Una cultura de violencia

Las quejas, los repartes y las demandas asedian el Departamento del Sheriff de Los Ángeles

Los problemas del Departamento del Sheriff del condado de Los Ángeles se siguen acumulando y todos ellos apuntan a lo que parece ser una cultura de violencia contra los detenidos y que, aparentemente, estaría parcialmente encubierta desde la Oficina del Fiscal Municipal.

Decimos cultura porque es difícil creer que son aislados la sucesión de hechos y reportes que se centran en actitudes cuestionables de sus oficiales. Por ejemplo, hay una investigación interna sobre un presunto grupo de oficiales que formó su propia pandilla, al mejor estilo callejero. También está el testimonio del capitán Martin Bornman, sobre antecesor que al mismo tiempo que dirigía la Cárcel de Hombres, aconsejaba golpear a los presos en otras áreas del cuerpo que no fuera la cara. Al igual existen declaraciones de testigos, como abogados y religiosos, que observaron maltratos contra los presos durante visitas.

Ahora una nueva demanda de la Unión Americana de Derechos Civiles (ACLU) asevera que la Oficina del Sheriff y la Fiscalía escondía las quejas por uso de violencia de los presos contra los agentes. La acción judicial se hace eco del testimonio de Bornman en que relata como los reportes de este tipo languidecían por años incompletos y sin prestarse interés alguno. Y cuando estos pasaban a la consideración de la fiscalía, allí se encontraban con otras exigencias que dificultaban su uso en favor del reclamante. Por ese motivo, esas quejas no eran informadas a los abogados defensores como lo exige la ley.

Todas estas son piezas de un rompecabezas desagradable que revela una evidente falta de control interno y un liderazgo incapaz de distinguir al oficial que sigue las reglas del violento que las rompe.
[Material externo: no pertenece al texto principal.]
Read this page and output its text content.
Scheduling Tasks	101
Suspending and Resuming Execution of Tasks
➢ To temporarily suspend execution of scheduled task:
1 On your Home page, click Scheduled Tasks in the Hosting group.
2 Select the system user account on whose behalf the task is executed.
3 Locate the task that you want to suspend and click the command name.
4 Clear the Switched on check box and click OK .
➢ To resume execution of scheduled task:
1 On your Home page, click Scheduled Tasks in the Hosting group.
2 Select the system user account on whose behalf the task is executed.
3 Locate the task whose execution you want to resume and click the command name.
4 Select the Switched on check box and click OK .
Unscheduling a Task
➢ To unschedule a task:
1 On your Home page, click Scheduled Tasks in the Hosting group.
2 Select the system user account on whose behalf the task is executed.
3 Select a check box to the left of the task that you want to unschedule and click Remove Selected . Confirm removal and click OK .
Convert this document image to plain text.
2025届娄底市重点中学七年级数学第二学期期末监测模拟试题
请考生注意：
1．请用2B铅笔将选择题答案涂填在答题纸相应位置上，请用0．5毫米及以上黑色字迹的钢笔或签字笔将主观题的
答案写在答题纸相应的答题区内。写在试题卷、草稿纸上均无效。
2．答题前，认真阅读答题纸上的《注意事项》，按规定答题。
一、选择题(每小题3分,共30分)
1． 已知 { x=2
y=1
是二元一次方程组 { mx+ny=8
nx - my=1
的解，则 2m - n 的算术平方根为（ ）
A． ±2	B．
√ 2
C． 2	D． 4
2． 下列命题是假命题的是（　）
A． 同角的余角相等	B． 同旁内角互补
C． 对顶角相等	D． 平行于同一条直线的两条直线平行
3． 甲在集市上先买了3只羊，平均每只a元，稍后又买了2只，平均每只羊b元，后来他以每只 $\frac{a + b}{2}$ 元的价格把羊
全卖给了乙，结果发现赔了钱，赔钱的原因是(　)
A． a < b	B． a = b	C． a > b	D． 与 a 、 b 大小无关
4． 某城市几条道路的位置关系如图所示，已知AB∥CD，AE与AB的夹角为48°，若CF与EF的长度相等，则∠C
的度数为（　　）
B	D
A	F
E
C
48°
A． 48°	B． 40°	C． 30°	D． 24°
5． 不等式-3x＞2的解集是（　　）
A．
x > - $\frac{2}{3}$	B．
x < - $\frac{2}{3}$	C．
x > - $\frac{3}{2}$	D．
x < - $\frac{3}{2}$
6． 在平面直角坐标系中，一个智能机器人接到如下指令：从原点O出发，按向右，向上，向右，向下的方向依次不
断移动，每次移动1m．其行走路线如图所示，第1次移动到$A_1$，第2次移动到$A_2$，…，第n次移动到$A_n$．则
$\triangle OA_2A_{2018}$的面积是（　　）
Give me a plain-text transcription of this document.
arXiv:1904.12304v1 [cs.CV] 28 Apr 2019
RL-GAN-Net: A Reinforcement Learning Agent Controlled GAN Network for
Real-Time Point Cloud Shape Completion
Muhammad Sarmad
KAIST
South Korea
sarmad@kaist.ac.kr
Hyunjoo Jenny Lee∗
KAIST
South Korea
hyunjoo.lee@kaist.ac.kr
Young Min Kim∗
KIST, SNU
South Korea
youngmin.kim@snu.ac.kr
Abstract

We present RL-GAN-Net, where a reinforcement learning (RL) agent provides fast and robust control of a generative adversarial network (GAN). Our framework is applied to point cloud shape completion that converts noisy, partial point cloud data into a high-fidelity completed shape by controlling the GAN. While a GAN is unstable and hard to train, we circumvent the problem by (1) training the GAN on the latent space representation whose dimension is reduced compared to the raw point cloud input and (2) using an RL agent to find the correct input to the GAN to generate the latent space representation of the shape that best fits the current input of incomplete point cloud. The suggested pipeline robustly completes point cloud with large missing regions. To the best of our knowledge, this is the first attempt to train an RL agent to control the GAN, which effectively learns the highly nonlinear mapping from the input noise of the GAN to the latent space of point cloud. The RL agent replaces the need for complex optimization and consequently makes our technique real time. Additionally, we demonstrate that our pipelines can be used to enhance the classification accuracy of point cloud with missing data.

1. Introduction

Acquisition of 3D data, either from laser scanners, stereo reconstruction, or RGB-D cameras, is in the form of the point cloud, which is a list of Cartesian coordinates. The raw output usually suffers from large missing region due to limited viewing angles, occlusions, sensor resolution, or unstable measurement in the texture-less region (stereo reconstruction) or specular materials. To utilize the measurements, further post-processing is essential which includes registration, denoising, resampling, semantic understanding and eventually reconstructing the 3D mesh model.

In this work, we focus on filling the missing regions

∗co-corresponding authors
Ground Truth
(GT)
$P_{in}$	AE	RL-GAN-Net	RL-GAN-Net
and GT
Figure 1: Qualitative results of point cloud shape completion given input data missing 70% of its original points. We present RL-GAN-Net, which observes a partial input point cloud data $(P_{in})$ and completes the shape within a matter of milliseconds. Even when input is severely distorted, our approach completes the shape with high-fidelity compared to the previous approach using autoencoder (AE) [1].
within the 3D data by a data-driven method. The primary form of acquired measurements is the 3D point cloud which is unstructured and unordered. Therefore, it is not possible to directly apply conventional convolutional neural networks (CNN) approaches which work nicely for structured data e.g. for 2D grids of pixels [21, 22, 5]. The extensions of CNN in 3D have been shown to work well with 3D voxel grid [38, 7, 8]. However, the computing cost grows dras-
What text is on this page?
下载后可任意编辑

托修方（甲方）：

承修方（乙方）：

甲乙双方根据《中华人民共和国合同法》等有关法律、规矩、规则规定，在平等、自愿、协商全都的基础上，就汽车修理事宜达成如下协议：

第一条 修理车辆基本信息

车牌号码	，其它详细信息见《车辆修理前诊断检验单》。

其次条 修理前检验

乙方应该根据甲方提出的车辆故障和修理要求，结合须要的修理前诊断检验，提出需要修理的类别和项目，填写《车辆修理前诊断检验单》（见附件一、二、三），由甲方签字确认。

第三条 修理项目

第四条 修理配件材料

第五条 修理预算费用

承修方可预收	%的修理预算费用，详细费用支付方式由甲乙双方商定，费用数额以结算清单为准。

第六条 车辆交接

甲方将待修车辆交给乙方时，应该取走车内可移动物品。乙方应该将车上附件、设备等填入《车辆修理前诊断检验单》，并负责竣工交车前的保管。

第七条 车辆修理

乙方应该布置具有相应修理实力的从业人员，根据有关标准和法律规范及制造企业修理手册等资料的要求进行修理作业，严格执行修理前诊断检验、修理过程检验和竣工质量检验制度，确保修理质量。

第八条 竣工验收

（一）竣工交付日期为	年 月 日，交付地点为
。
Es más, la demanda del ACLU asegura que no se mantiene en archivo por cinco años las quejas de los detenidos contra los oficiales como lo exige el código.

Al mismo tiempo, nos preocupa mucho que la agencia que está implementando el programa de Comunidades Seguras sea la que continuamente reciba quejas, demandas y sea el centro de investigaciones por el supuesto maltrato de los detenidos. Además, el secreto con que opera este programa ayuda a fomentar un clima de desconfianza entre la comunidad inmigrante.

El Sheriff de Los Ángeles es una agencia del orden asediada por las quejas, reportes y demandas judiciales que son consistentes entre ellas. Esperamos que todas estas acciones cambien una cultura de violencia que parece predominar allí.